Caratteristica | Mini gru cingolata | Gru su ruote | Sollevatore telescopico |
Dimensioni | Compatte, leggere | Ingombranti, pesanti | Medio-grandi |
Capacità di accesso | Spazi ristretti, interni | Spazi aperti, ampi | Necessita spazi ampi |
Stabilità su terreni irregolari | Elevata con cingoli | Limitata, richiede superfici stabili | Buona, ma meno di gru spider |
Precisione di posizionamento | Alta, stabilizzatori a ragno | Media | Media |
Applicazioni tipiche | Ristrutturazioni, interni, centri storici | Grandi cantieri, esterni | Movimentazione materiali su distanze e sbracci elevati |
Quali casi d’uso ed esempi pratici esistono?
Contesto: Ristrutturazione in centro storico con accessi limitati e pavimentazioni delicate.
Macchina utilizzata: Modello di mini gru cingolata con portata circa 2.400 kg, altezza di lavoro 13 m, ingombro minimo 90 cm.
Vincoli: Passaggio stretto, necessità di lavorare su solai delicati, spazio ridotto per stabilizzatori.
Soluzione operativa: Accesso tramite carro cingolato regolabile, posizionamento stabilizzatori in modalità asimmetrica, utilizzo di radiocomando per massima visibilità.
Risultato: Installazione di carichi pesanti (ad esempio vetrate) in sicurezza e precisione, in un contesto inaccessibile a mezzi tradizionali.
Domande frequenti
Quanto costa il noleggio di una mini gru cingolata?
Il costo giornaliero varia da circa 240 a 1.220 euro, a seconda di modello, portata, durata e area geografica.
Serve l’abilitazione per usare una mini gru cingolata?
Sì, è richiesta abilitazione specifica secondo D.Lgs. 81/2008 e Accordo Stato-Regioni del 22 febbraio 2012, con formazione teorico-pratica.
Si può noleggiare una mini gru cingolata per un solo giorno?
Sì, molti fornitori offrono anche il noleggio giornaliero per esigenze specifiche di cantiere.
Quali sono le principali normative di riferimento?

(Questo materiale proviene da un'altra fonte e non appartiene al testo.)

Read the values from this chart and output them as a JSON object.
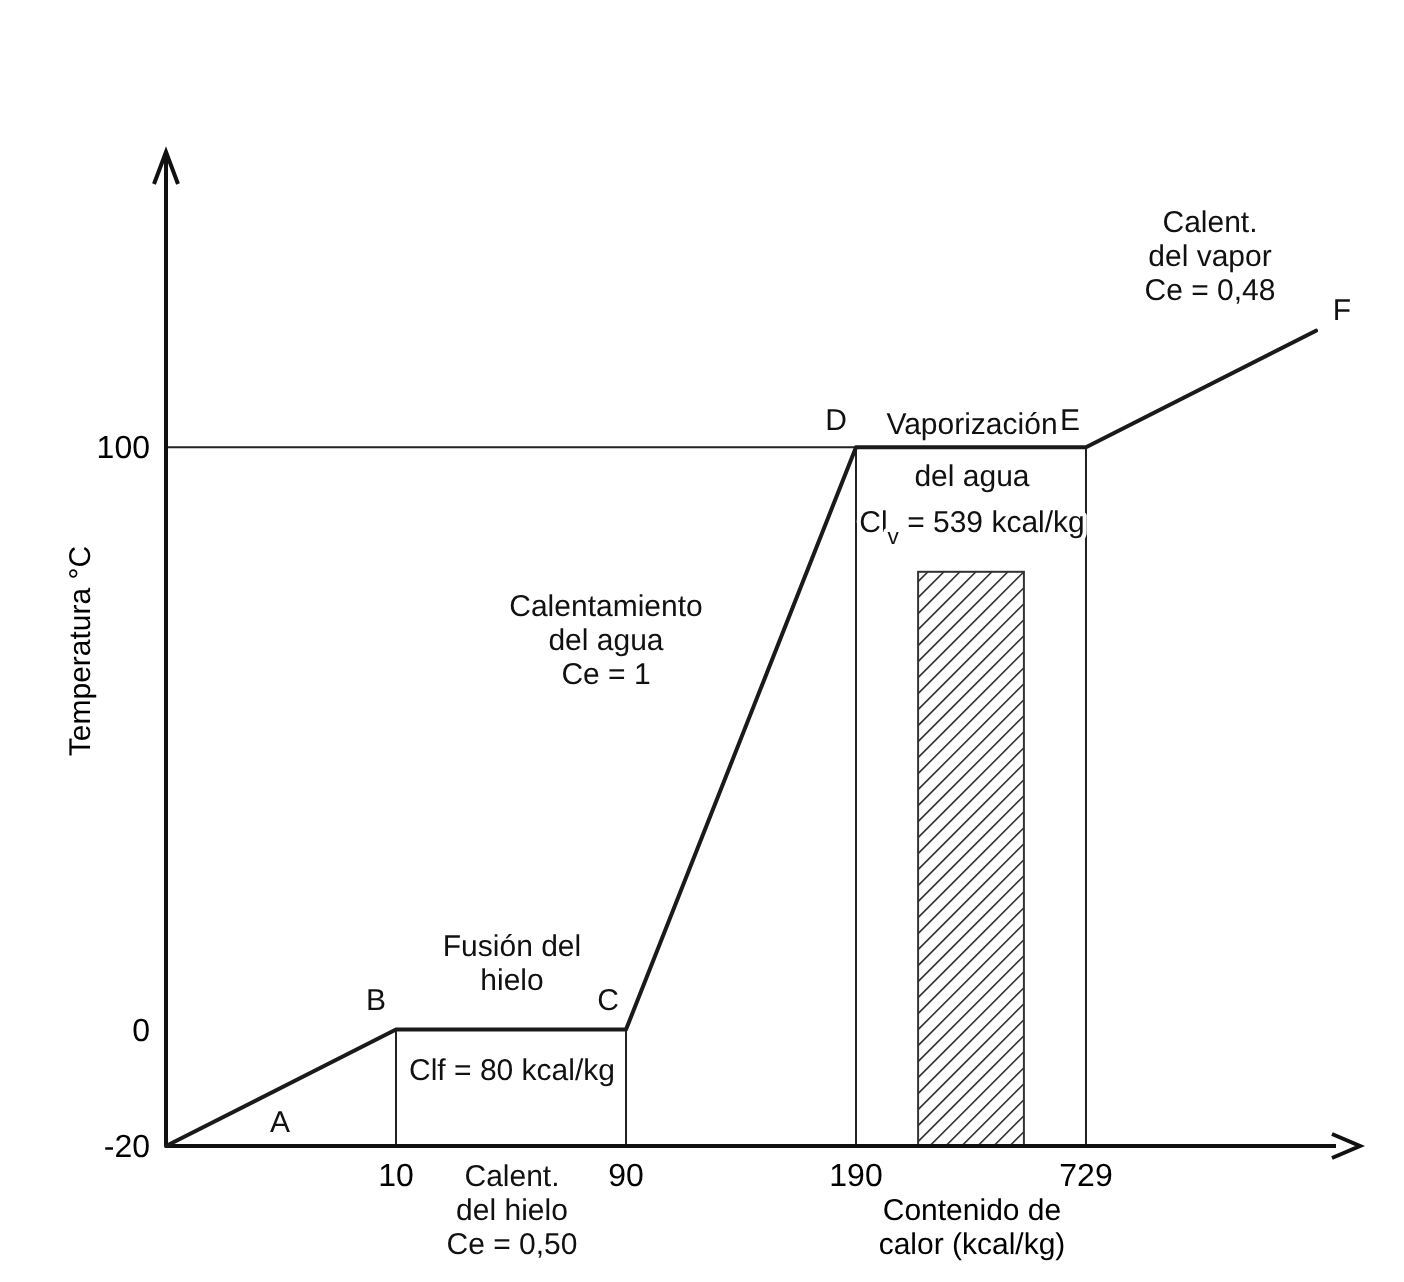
{
  "chart_data": {
    "type": "line",
    "xlabel": "Contenido de\ncalor (kcal/kg)",
    "ylabel": "Temperatura °C",
    "categories": [
      null,
      "10",
      "90",
      "190",
      "729",
      null
    ],
    "series": [
      {
        "color": "#1a1a1a",
        "values": [
          -20,
          0,
          0,
          100,
          100,
          120
        ]
      }
    ],
    "ylim": [
      -20,
      150
    ],
    "yticks": [
      -20,
      0,
      100
    ],
    "grid": false,
    "ref_lines": [
      {
        "axis": "y",
        "value": 100
      },
      {
        "axis": "x",
        "value": "10"
      },
      {
        "axis": "x",
        "value": "90"
      },
      {
        "axis": "x",
        "value": "190"
      },
      {
        "axis": "x",
        "value": "729"
      }
    ],
    "annotations": [
      "A",
      "B",
      "C",
      "D",
      "E",
      "F",
      "Fusión del\nhielo",
      "Clf = 80 kcal/kg",
      "Calentamiento\ndel agua\nCe = 1",
      "Vaporización\ndel agua",
      "Cl$_{v}$ = 539 kcal/kg",
      "Calent.\ndel vapor\nCe = 0,48",
      "Calent.\ndel hielo\nCe = 0,50"
    ]
  }
}
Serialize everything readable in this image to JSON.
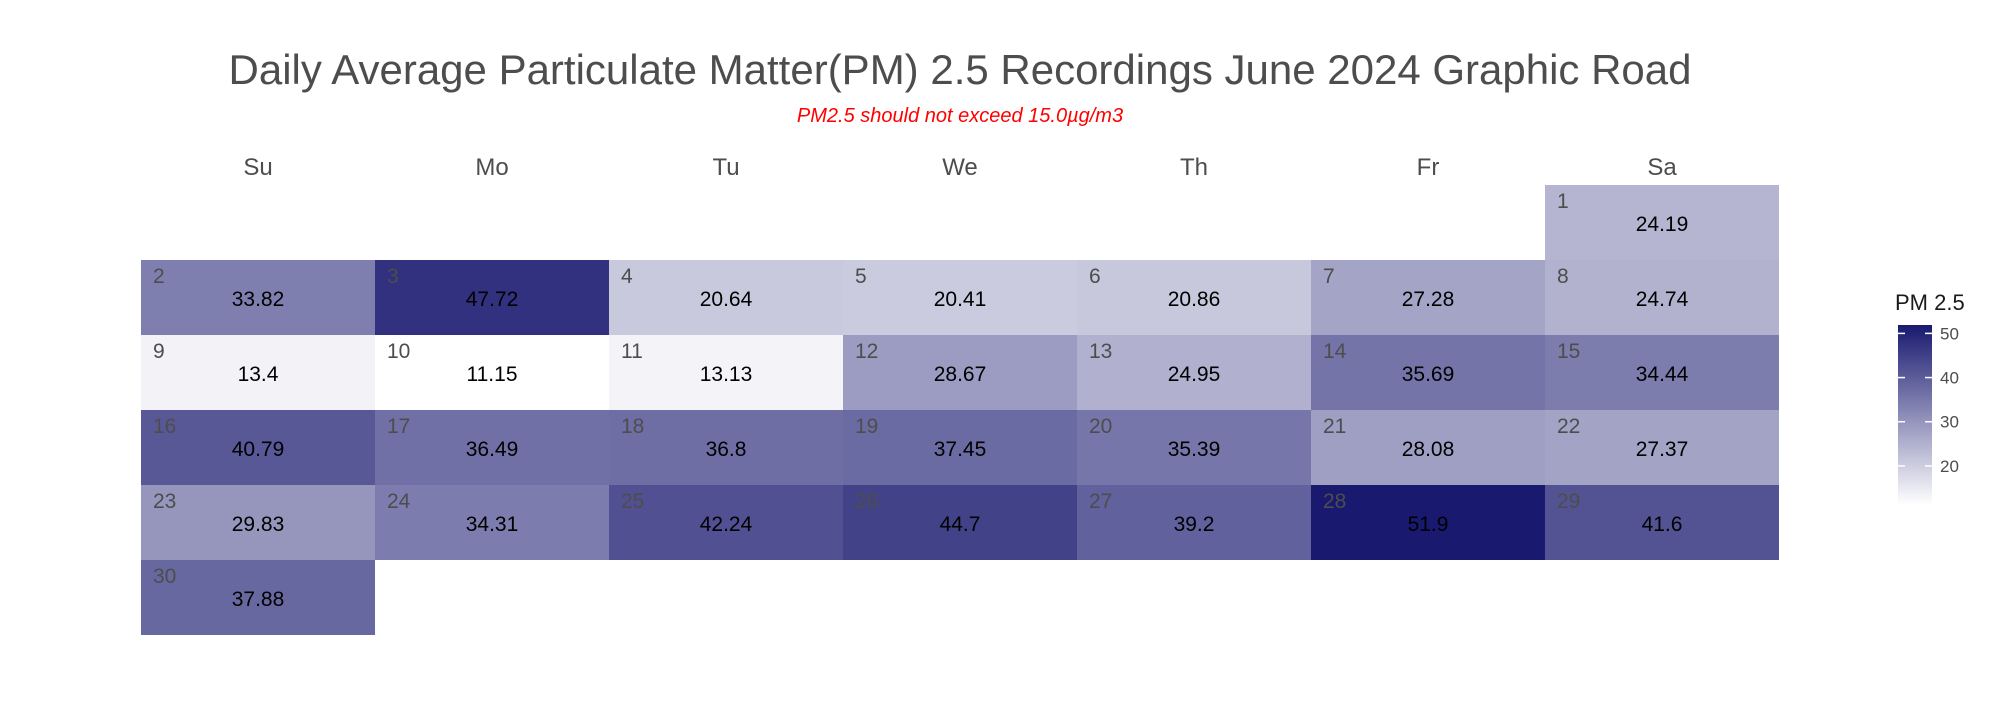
{
  "chart_data": {
    "type": "heatmap",
    "title": "Daily Average Particulate Matter(PM) 2.5 Recordings June 2024 Graphic Road",
    "subtitle": "PM2.5 should not exceed 15.0µg/m3",
    "weekdays": [
      "Su",
      "Mo",
      "Tu",
      "We",
      "Th",
      "Fr",
      "Sa"
    ],
    "days": [
      {
        "day": 1,
        "value": 24.19
      },
      {
        "day": 2,
        "value": 33.82
      },
      {
        "day": 3,
        "value": 47.72
      },
      {
        "day": 4,
        "value": 20.64
      },
      {
        "day": 5,
        "value": 20.41
      },
      {
        "day": 6,
        "value": 20.86
      },
      {
        "day": 7,
        "value": 27.28
      },
      {
        "day": 8,
        "value": 24.74
      },
      {
        "day": 9,
        "value": 13.4
      },
      {
        "day": 10,
        "value": 11.15
      },
      {
        "day": 11,
        "value": 13.13
      },
      {
        "day": 12,
        "value": 28.67
      },
      {
        "day": 13,
        "value": 24.95
      },
      {
        "day": 14,
        "value": 35.69
      },
      {
        "day": 15,
        "value": 34.44
      },
      {
        "day": 16,
        "value": 40.79
      },
      {
        "day": 17,
        "value": 36.49
      },
      {
        "day": 18,
        "value": 36.8
      },
      {
        "day": 19,
        "value": 37.45
      },
      {
        "day": 20,
        "value": 35.39
      },
      {
        "day": 21,
        "value": 28.08
      },
      {
        "day": 22,
        "value": 27.37
      },
      {
        "day": 23,
        "value": 29.83
      },
      {
        "day": 24,
        "value": 34.31
      },
      {
        "day": 25,
        "value": 42.24
      },
      {
        "day": 26,
        "value": 44.7
      },
      {
        "day": 27,
        "value": 39.2
      },
      {
        "day": 28,
        "value": 51.9
      },
      {
        "day": 29,
        "value": 41.6
      },
      {
        "day": 30,
        "value": 37.88
      }
    ],
    "first_weekday_index": 6,
    "color_scale": {
      "low": "#ffffff",
      "high": "#191970",
      "min": 11.15,
      "max": 51.9
    },
    "legend": {
      "title": "PM 2.5",
      "ticks": [
        20,
        30,
        40,
        50
      ],
      "position": "right"
    }
  }
}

D.Lgs. 81/2008 (sicurezza sul lavoro), EN 12999 ed EN 13000 (standard tecnici di sicurezza), Accordo Stato-Regioni del 22 febbraio 2012 (formazione operatori).
Qual è la differenza principale rispetto a un sollevatore telescopico?
La mini gru cingolata è progettata per spazi ristretti e sollevamento preciso; il sollevatore telescopico offre maggiore sbraccio ma richiede più spazio e superfici stabili.